Now, all over China thousands of young women are actively trying to turn themselves into mermaids.
The craze was started by Dada Li, who, in 2012 had her first experience of sea diving off Thailand’s Phi Phi Island. She says, “The world below the ocean surface looks completely different from land; I was amazed by the underwater scene, colourful fish and corals, and also the sensation of being in the water.”
Subsequently, Dada took a course in freediving. Freediving is simply diving without the assistance of tanks, using just fins, a snorkel and mask, and the power of your lungs. “Being a freediver,” she says, “I feel like I am an aquatic human, that I can travel wherever I want in the water,”
Dada became the first female freediving instructor in China but that still wasn’t enough. She had seen an old movie Splash, featuring a mermaid heroine who again falls in love with a human. So she began to look for ways to recreate the way a mermaid moves in and under the water.
The first problem was, of course, finding a tail.
There is a device used by freedivers called a monofin where both feet are placed inside a single fin but this was nothing like a traditional mermaid’s tail, so Dada decided to create her own tail, using lycra. Then she began to study videos of mermaid performances from aquatic circuses and other similar events.
She became China’s first mermaid diving instructor and in 2015 formed her own mermaid diving team.
There are now mermaid schools around the world with more than 1,000 instructors in China alone. The world’s premier dive school, PADI, says interest is booming – they now offer four separate mermaid diving courses.

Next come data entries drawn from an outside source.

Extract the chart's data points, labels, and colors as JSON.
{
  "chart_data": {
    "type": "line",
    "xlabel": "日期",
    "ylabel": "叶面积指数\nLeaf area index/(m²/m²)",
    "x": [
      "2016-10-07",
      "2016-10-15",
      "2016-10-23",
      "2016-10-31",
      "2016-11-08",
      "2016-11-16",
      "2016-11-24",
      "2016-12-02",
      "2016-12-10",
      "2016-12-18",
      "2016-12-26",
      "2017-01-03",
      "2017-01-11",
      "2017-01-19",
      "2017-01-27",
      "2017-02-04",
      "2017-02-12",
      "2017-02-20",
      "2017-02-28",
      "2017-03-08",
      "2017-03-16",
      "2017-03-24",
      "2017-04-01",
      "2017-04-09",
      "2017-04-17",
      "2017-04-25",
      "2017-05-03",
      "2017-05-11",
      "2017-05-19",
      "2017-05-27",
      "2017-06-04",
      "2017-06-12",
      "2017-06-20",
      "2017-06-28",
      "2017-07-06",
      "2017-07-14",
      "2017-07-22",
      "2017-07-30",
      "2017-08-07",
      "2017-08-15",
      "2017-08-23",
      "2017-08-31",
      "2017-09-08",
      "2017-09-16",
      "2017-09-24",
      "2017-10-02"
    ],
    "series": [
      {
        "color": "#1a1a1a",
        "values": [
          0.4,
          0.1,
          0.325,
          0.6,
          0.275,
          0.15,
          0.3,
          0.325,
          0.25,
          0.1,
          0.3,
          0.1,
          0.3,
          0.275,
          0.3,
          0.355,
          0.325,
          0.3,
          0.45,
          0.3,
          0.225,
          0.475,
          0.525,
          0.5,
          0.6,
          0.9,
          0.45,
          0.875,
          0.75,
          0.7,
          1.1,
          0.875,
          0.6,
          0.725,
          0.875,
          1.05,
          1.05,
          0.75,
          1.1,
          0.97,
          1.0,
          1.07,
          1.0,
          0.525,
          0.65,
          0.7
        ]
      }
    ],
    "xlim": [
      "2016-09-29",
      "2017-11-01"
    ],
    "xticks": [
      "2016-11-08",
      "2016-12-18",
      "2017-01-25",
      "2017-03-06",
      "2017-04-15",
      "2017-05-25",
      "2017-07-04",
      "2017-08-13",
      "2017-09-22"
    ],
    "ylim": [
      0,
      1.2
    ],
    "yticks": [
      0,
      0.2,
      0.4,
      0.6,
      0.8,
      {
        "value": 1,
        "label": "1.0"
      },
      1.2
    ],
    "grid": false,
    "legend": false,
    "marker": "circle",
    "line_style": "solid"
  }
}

On 28 April this year, the Atlantis Sanya Resort and Hotel, a marine resort on China’s Hainan Island, hosted a special event to mark its third anniversary. Normally home to over 26,000 marine creatures they welcomed a new form of underwater life – a huge gathering of mermaids. The subsequent performance of 100 professional mermaids entered the Guinness Book of Records. You can watch part of the performance below.
An it isn’t only women who are flocking to this new sport. Quite a number of men have also signed up.
So what is the difference then between free diving and mermaid diving?
Says Dada Li, “Mermaid diving is the distillation of freediving to me. It brought to life my fantasy, my creativity and my longing towards this mysterious creature.”
Whether or not she has fallen in love with a merman she doesn’t say.